Early afternoon here and red is flashing everywhere. I keep a watchlist of about 80 potential investments and all are down at this moment. Everything from Swiss Francs (FXF) to coal (KOL) is off. The sharks are in the water and little minnows such as poor Enid are getting creamed. What's going on? I surely don't know but here's where the question led me.
What goes up must come down. It's been a buoyant few months and the market is struggling to stay above the April highs.
Could it be the latest sovereign debt crisis across the briny in fair Ireland? At that moment a leprechaun must have whispered in my ear "Enid, invest in countries with no sovereign debt". Eureka I bleated, what a remarkable insight. Off to the the source of all knowledge, Wikipedia, where I found a list of countries external debt. Quickly I scrolled to identify the countries with zero debt as a percentage of GDP. There were only two. Macau with an economy based largely on gaming and Brunei with a Sharia legal system. At 1% debt was Equatorial Guinea where the gap between rich and poor would make a Progressive apoplectic.
The country with the greatest debt is Luxembourg. Every Luxembourgian(?) owes $4,028,283. Every American owes our government's creditors $43,758. Ireland's debt to GDP ratio is 1004% and every Irishman owes $515,671. That's a lot of Guiness laddies.
The leprechaun was wrong. Debt is needed to finance economic growth; however, problems arise when debt as a percentage of GDP gets too high. Why isn't Luxembourg or Great Britain rather than Ireland on the hot seat? I should read Rogoff and Reinhart's bestseller This Time Is Different: Eight Centuries of Financial Folly to learn more.
Below is a chart from http://www.usgovernmentspending.com/. The brief pop above 100% in the 1940s stems from WWII. What's the rationale for the rise since 1980? Bubbles?


3 comments:
"Enid, invest in countries with no sovereign debt". Good thought. I currently own shares in the Australia and Singapore ETFs (notice you own Singapore). Did your thought and research drive you to buy/sell any country/countries? Thanks.

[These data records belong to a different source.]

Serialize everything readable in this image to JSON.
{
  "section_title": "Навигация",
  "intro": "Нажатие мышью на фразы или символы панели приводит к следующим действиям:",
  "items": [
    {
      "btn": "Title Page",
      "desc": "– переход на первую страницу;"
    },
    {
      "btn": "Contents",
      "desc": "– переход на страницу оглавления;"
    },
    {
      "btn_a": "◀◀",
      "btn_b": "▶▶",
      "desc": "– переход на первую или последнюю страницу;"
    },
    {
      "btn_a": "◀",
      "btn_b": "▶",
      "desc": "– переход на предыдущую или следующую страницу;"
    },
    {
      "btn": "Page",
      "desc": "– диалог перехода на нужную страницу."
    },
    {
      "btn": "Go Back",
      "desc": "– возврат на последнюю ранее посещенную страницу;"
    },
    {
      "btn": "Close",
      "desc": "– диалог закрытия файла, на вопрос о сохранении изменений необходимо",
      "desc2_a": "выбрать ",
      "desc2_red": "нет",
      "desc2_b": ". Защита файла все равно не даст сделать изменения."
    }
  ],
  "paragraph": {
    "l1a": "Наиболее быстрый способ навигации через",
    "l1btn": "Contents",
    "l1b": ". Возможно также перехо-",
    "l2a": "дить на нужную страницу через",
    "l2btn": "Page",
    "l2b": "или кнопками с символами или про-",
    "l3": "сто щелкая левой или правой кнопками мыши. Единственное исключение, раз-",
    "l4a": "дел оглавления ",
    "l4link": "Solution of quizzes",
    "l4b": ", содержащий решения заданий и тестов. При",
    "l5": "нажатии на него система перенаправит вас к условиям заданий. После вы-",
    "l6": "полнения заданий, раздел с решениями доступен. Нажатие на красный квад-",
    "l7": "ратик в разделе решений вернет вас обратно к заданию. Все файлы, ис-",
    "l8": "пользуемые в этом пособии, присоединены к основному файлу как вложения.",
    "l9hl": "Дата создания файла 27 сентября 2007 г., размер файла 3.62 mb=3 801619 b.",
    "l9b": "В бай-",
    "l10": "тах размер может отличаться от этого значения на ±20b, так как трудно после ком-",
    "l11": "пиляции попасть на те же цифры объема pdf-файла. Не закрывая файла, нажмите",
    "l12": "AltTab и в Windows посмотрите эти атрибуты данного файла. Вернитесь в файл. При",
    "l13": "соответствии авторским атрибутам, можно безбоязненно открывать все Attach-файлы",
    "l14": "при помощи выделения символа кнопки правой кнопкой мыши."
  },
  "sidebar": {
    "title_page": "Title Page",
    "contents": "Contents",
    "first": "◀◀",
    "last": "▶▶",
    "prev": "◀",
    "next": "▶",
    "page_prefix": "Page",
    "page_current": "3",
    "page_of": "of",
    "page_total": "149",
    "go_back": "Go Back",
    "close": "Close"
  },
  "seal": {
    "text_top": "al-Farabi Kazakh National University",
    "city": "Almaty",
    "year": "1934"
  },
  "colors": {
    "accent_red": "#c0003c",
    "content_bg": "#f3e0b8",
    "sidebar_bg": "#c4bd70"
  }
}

The short answer j is no with a caveat I'll get into later tonight. One factor is we're fully invested-- no cash on hand. Another is the sovereign debt to growth relationship is unclear. Wonder what the economists have been doing for the last hundred years as this seems fundamental? Your Australia (which I also like) has a sovereign debt to GDP ratio of 92%. My Singapore, Columbia, and Indonesia are 11%, 21%, and 28%respectively. Low, but I didn't know this when I bought them-- pure chance. There are countries with similar numbers that have abysmal growth. With the expert jury still out on this topic, my only takeaway is to avoid stocks, ETFs, and bonds from countries with eye popping debt to GDP ratios. Much of the Eurozone comes to mind.
Thanks for the response, enid. In addition to Australia, I also own Singapore. Am looking at other countries all the time, and your observation about debt to GDP ratio is a point I will put into my mental calculator when evaluating countries. Good stuff.